Segregation reinforced economic disparity, depressed housing costs, and increasingly separated struggling sections of the city from the thriving parts of town. Urban researcher Hans Skifter Andersen (2002) noted, areas experiencing urban decay or “blight” often become ensnared in a cycle of “self-perpetuating negative social, economic and physical processes … that make them increasingly different from the rest of the city” (p. 153). Anderson described the structural and personal dynamic that characterized Baltimore’s urban decline,
Segregation is a product of structural factors in cities and of decisions taken by individual households. In their search for location, people choose between places that have different perceived qualities regarding housing, physical and social environment, access to transport, jobs, services and natural beauties, and status and cultural identity. When these qualities are more unevenly distributed in space, which means that differences between “bad” and “good” or “ordinary” areas are more obvious, segregation will tend to become stronger because the incentives for house hunters to choose or avoid certain urban areas will be increased. (p. 155)
Further, he notes that once begun, segregation initiates a downward spiral that further isolates these areas and creates increased poverty and displacement.
Segregation takes place as an interaction between social and spatial differentiation and leads to a concentration of poor and excluded people – or special ethnic groups – in certain parts of the cities.
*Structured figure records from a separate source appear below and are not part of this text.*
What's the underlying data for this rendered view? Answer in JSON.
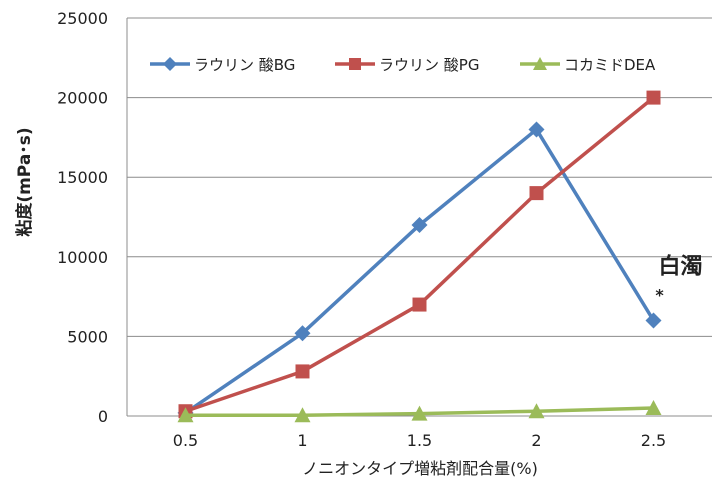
{
  "chart_data": {
    "type": "line",
    "title": "",
    "xlabel": "ノニオンタイプ増粘剤配合量(%)",
    "ylabel": "粘度(mPa･s)",
    "x": [
      0.5,
      1,
      1.5,
      2,
      2.5
    ],
    "x_tick_labels": [
      "0.5",
      "1",
      "1.5",
      "2",
      "2.5"
    ],
    "ylim": [
      0,
      25000
    ],
    "y_ticks": [
      0,
      5000,
      10000,
      15000,
      20000,
      25000
    ],
    "y_tick_labels": [
      "0",
      "5000",
      "10000",
      "15000",
      "20000",
      "25000"
    ],
    "grid": "horizontal",
    "legend_position": "top",
    "series": [
      {
        "name": "ラウリン 酸BG",
        "marker": "diamond",
        "color": "#4F81BD",
        "values": [
          200,
          5200,
          12000,
          18000,
          6000
        ]
      },
      {
        "name": "ラウリン 酸PG",
        "marker": "square",
        "color": "#C0504D",
        "values": [
          300,
          2800,
          7000,
          14000,
          20000
        ]
      },
      {
        "name": "コカミドDEA",
        "marker": "triangle",
        "color": "#9BBB59",
        "values": [
          50,
          50,
          150,
          300,
          500
        ]
      }
    ],
    "annotations": [
      {
        "text": "白濁",
        "mark": "*",
        "x": 2.5,
        "y": 6000
      }
    ]
  }
}
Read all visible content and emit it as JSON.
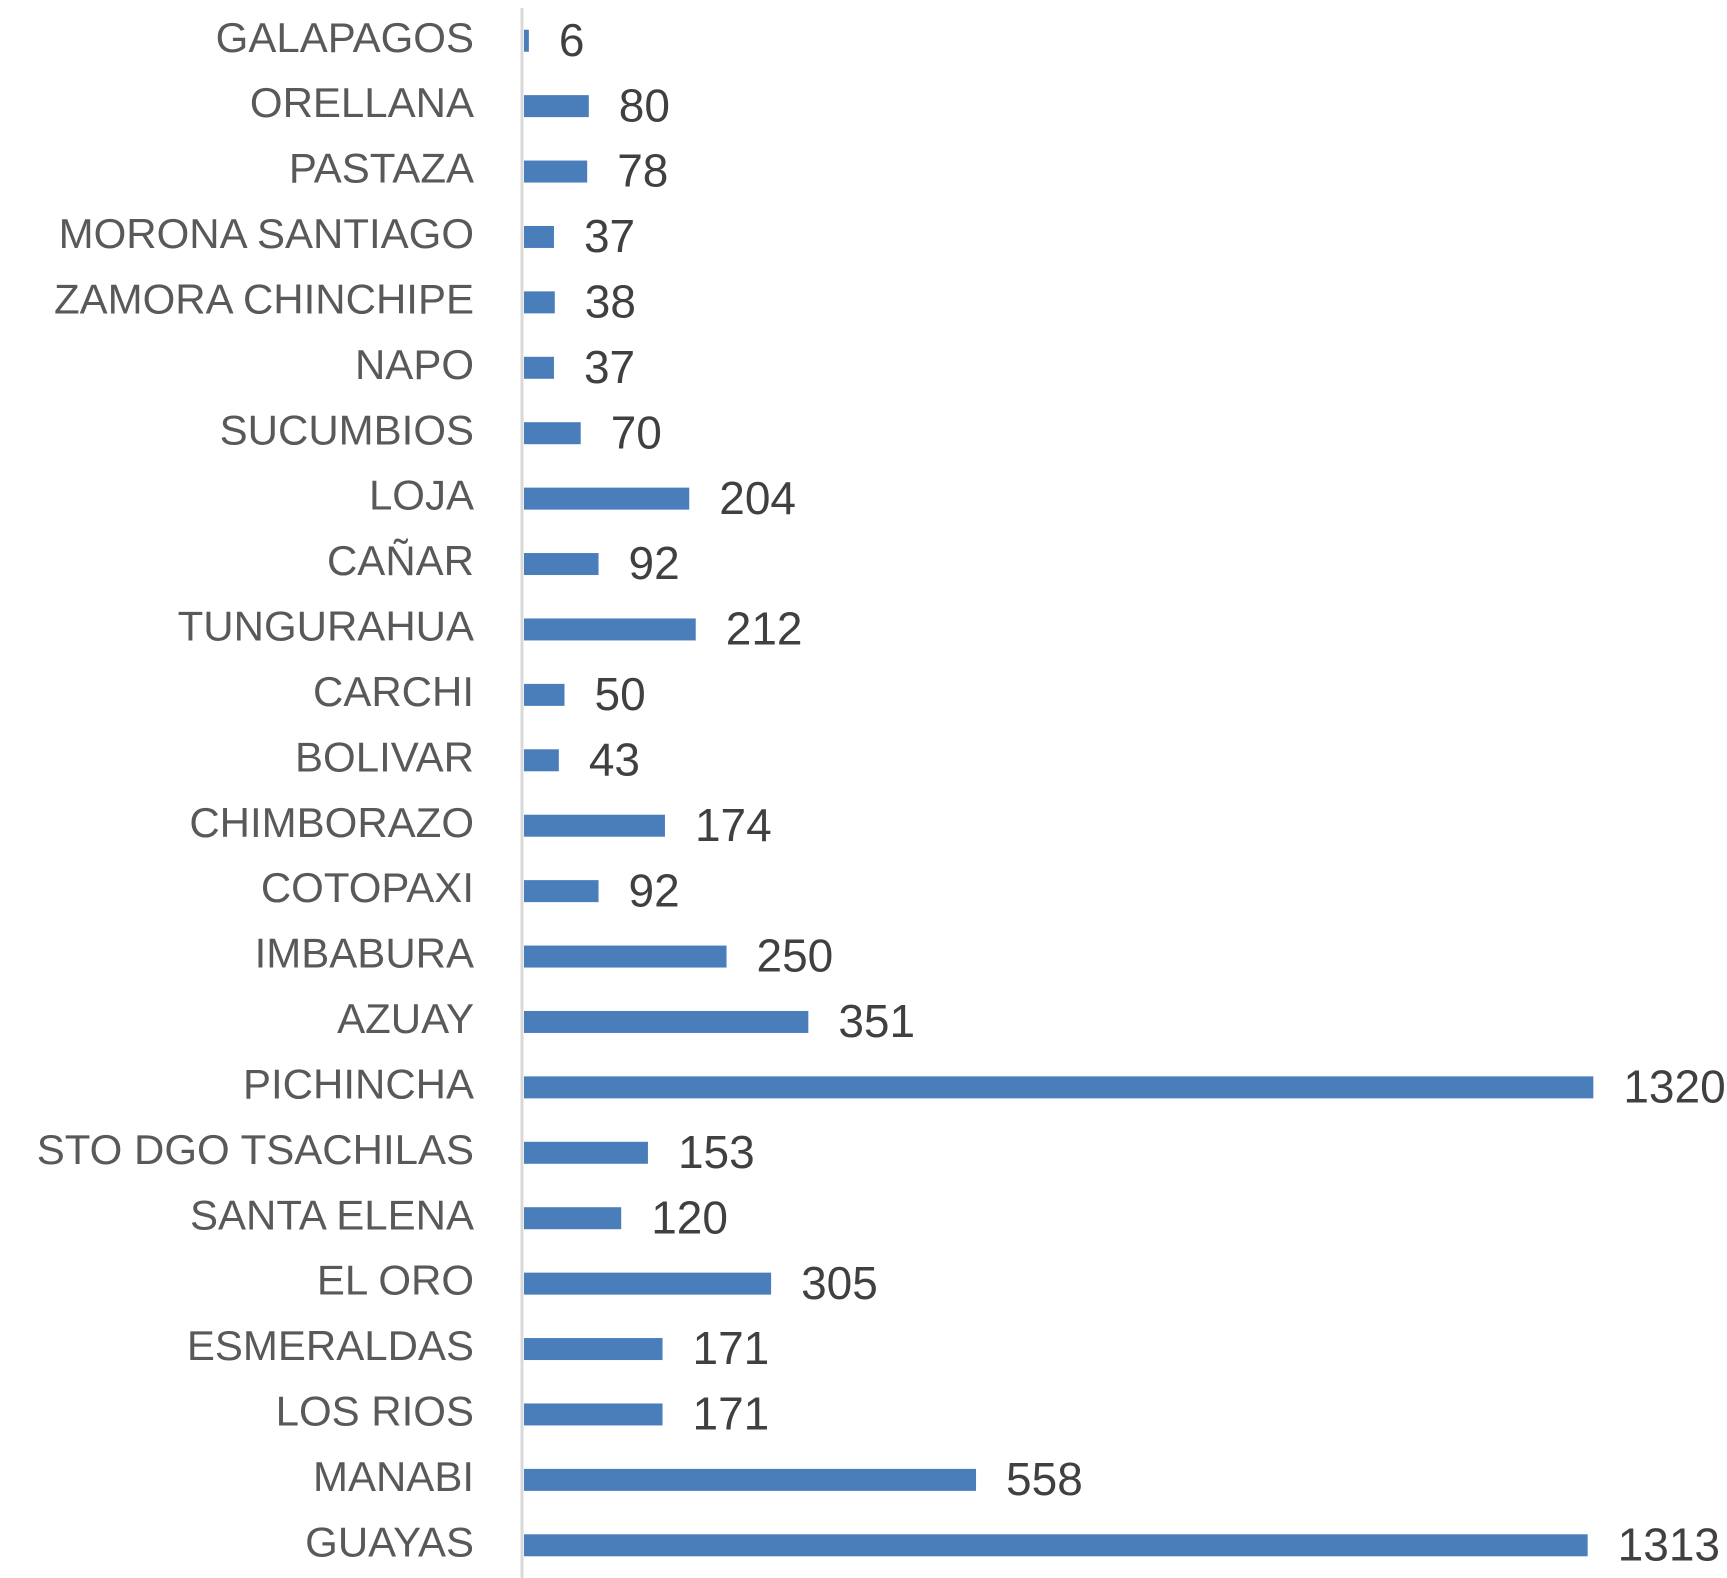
{
  "chart_data": {
    "type": "bar",
    "orientation": "horizontal",
    "categories": [
      "GALAPAGOS",
      "ORELLANA",
      "PASTAZA",
      "MORONA SANTIAGO",
      "ZAMORA CHINCHIPE",
      "NAPO",
      "SUCUMBIOS",
      "LOJA",
      "CAÑAR",
      "TUNGURAHUA",
      "CARCHI",
      "BOLIVAR",
      "CHIMBORAZO",
      "COTOPAXI",
      "IMBABURA",
      "AZUAY",
      "PICHINCHA",
      "STO DGO TSACHILAS",
      "SANTA ELENA",
      "EL ORO",
      "ESMERALDAS",
      "LOS RIOS",
      "MANABI",
      "GUAYAS"
    ],
    "values": [
      6,
      80,
      78,
      37,
      38,
      37,
      70,
      204,
      92,
      212,
      50,
      43,
      174,
      92,
      250,
      351,
      1320,
      153,
      120,
      305,
      171,
      171,
      558,
      1313
    ],
    "color": "#4a7ebb",
    "xlim": [
      0,
      1485
    ]
  }
}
This concentration leads… to changes in the quality of the neighbourhoods and to an exclusion of places as possible living areas. This exclusion of places then adds to spatial differentiation in the cities and increases segregation. Another self-perpetuating process … indicates that living in deprived housing estates could lead to further social exclusion of people staying there, which again tends to increase social inequality. (p. 155)
As the United States, and Baltimore, emerged from the Great Depression and World War II, underlying structural inequalities and racial tensions remained. In many ways, cities replaced the plantation as the visual depictions of racial inequality in America.